Félix de Azua-El País
Si en el siglo XX era necesario tener un nombre propio para existir socialmente, en el siglo XXI es imprescindible pertenecer a un colectivo
El siglo XX fue un tiempo de fuerte individuación. Aún hoy recordamos cientos de nombres propios: individuos distinguidos en la ciencia, las artes, la política, las finanzas. Hubo miles de nombres propios, excepto en lugares donde solo cabía un manojo: la Unión Soviética, China, Cuba. El nombre del dictador y su cuadrilla aplastaban a millones de individuos innominados. Algunos directores de cine, escasos artistas, unos pocos músicos salieron de allí, selección insignificante frente a las decenas de miles de individuos reconocibles en el mundo libre.

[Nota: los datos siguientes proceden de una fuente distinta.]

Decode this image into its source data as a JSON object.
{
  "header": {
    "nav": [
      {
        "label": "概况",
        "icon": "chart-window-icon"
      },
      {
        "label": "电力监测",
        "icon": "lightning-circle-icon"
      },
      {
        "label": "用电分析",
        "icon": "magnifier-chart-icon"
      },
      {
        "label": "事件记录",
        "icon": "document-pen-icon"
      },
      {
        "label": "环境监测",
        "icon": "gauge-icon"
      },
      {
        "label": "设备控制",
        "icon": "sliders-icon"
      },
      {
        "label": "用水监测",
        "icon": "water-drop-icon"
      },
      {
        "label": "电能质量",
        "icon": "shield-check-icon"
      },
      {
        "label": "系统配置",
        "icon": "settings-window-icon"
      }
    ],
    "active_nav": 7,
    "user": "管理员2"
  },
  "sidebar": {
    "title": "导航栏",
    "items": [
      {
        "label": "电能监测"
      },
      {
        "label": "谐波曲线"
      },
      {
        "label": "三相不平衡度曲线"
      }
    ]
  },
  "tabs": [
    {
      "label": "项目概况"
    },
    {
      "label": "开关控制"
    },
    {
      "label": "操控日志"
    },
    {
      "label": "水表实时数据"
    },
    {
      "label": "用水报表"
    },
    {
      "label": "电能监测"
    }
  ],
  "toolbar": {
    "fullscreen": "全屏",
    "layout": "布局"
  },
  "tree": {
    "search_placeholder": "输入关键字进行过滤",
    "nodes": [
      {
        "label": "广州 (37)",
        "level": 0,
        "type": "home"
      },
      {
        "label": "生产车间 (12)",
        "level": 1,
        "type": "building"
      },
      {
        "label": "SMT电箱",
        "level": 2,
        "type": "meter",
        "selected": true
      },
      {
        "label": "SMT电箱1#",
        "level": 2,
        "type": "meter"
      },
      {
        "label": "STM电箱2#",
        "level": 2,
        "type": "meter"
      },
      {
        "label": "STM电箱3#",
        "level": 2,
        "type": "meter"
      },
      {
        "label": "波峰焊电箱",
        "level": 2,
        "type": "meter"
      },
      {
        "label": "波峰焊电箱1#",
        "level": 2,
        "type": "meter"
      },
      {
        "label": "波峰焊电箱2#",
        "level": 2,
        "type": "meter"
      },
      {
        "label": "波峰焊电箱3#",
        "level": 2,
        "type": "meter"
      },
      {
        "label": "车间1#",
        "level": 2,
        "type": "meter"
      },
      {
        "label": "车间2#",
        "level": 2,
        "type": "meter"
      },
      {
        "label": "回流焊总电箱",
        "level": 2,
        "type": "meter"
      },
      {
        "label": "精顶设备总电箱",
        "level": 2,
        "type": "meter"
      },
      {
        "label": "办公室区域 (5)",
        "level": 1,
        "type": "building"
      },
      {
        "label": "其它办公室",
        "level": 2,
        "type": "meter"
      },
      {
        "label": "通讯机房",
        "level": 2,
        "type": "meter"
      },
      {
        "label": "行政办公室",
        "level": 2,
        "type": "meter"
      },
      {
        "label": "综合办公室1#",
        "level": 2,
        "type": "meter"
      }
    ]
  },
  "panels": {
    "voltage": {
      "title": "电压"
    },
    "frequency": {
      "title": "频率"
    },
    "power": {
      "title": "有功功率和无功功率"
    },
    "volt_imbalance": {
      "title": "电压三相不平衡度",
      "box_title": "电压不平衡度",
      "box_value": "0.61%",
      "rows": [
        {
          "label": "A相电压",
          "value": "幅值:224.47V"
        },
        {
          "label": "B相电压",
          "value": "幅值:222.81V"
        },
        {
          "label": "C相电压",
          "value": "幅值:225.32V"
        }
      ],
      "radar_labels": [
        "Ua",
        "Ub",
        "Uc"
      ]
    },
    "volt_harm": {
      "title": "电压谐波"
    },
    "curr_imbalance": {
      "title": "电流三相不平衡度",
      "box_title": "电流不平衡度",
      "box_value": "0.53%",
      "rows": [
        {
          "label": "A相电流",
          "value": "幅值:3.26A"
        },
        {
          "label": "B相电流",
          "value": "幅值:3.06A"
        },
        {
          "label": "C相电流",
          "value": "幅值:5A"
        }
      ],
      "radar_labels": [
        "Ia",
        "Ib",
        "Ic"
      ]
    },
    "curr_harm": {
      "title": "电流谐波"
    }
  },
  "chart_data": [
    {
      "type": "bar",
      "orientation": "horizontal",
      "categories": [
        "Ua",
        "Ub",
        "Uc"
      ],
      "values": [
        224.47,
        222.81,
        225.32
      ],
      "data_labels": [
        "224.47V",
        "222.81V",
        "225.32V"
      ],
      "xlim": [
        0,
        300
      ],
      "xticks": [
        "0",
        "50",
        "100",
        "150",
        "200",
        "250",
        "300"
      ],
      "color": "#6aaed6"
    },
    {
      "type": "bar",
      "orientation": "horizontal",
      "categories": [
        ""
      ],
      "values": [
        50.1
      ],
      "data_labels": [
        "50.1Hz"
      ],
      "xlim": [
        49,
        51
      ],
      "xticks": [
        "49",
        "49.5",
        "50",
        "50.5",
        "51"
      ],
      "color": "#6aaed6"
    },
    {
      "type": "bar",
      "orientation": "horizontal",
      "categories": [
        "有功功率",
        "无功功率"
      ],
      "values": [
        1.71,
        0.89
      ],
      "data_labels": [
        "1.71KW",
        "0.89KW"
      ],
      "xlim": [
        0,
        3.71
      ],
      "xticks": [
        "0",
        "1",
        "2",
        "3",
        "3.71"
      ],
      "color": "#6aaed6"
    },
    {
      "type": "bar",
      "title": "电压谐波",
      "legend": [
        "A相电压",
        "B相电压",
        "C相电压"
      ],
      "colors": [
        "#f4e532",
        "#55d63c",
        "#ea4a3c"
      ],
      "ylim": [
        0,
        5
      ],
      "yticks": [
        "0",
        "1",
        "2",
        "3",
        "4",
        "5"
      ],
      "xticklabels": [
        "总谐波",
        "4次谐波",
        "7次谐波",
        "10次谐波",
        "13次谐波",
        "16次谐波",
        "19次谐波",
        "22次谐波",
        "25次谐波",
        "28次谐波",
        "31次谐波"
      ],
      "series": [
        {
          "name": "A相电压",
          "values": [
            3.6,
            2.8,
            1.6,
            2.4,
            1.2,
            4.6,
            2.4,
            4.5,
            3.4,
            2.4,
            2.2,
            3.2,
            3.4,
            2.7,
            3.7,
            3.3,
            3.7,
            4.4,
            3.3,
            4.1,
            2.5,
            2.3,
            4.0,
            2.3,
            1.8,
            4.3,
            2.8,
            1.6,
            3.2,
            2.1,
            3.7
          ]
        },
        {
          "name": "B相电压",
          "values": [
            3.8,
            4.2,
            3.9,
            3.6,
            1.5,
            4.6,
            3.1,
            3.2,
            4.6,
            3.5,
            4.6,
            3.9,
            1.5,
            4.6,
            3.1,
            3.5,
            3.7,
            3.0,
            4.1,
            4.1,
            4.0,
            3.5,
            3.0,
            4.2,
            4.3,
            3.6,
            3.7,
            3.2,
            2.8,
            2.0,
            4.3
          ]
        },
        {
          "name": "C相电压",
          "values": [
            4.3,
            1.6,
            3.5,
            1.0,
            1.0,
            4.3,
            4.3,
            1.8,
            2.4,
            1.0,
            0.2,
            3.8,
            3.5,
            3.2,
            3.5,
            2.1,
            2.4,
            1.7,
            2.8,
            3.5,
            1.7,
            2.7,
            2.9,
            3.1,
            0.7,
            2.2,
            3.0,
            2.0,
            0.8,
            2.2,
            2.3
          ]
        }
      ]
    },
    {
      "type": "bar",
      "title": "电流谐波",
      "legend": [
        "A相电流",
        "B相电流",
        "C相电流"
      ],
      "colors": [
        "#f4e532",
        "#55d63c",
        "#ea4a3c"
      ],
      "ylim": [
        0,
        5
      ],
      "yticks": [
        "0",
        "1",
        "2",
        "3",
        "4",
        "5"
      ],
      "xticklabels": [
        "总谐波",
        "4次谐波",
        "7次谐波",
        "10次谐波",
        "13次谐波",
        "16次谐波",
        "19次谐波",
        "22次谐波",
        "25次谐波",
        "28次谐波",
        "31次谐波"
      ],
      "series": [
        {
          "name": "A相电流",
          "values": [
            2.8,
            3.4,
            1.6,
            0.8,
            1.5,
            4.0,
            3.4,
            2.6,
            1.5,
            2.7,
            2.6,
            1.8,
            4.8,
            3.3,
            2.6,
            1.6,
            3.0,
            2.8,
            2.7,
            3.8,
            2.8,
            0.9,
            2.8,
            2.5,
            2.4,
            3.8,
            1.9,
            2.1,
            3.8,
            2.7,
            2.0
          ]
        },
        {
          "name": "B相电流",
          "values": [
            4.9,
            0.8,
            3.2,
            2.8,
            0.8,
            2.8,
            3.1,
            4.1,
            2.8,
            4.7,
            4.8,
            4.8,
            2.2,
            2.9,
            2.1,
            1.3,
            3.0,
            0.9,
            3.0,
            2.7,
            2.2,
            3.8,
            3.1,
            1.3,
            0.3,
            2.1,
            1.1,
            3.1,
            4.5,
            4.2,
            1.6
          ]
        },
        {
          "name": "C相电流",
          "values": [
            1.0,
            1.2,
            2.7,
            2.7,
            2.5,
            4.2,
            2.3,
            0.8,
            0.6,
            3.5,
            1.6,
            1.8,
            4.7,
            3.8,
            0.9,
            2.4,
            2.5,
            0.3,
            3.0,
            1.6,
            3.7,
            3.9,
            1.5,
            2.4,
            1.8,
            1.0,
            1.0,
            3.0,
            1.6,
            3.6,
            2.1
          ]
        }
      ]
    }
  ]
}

Ahora el tiempo ha forzado un nuevo giro hacia el anonimato. Los nombres propios son hoy efímeros y en abrumadora cantidad surgidos de la industria del espectáculo y la prensa sentimental. Pero este retroceso de lo individual hacia la masa ya no es el resultado de la presencia aplastante de un jefe, sino el efecto de las nuevas identidades gregarias, las únicas que tienen presencia social: oprimidos étnicos, grupos de liberados sexuales, minorías nacionales, géneros maltratados, explotados laborales singulares, humanos de cuerpo infrecuente, élites raciales humilladas y así sucesivamente. Si en el siglo XX era necesario tener un nombre propio para existir socialmente, parece que en el siglo XXI es imprescindible pertenecer a un colectivo si uno quiere obtener presencia social, dinero y gozar de derechos.
¿Es esto bueno?, ¿es malo? Depende del lado en el que caigas. Si aún no te has fundido en una grey agraviada, búscala de inmediato, pero si no encuentras ninguna, no te preocupes. Pronto verás despachos y empresas que otorgarán patentes de novedad oprimida para la explotación de identidades gregarias. Mejor que los partidos.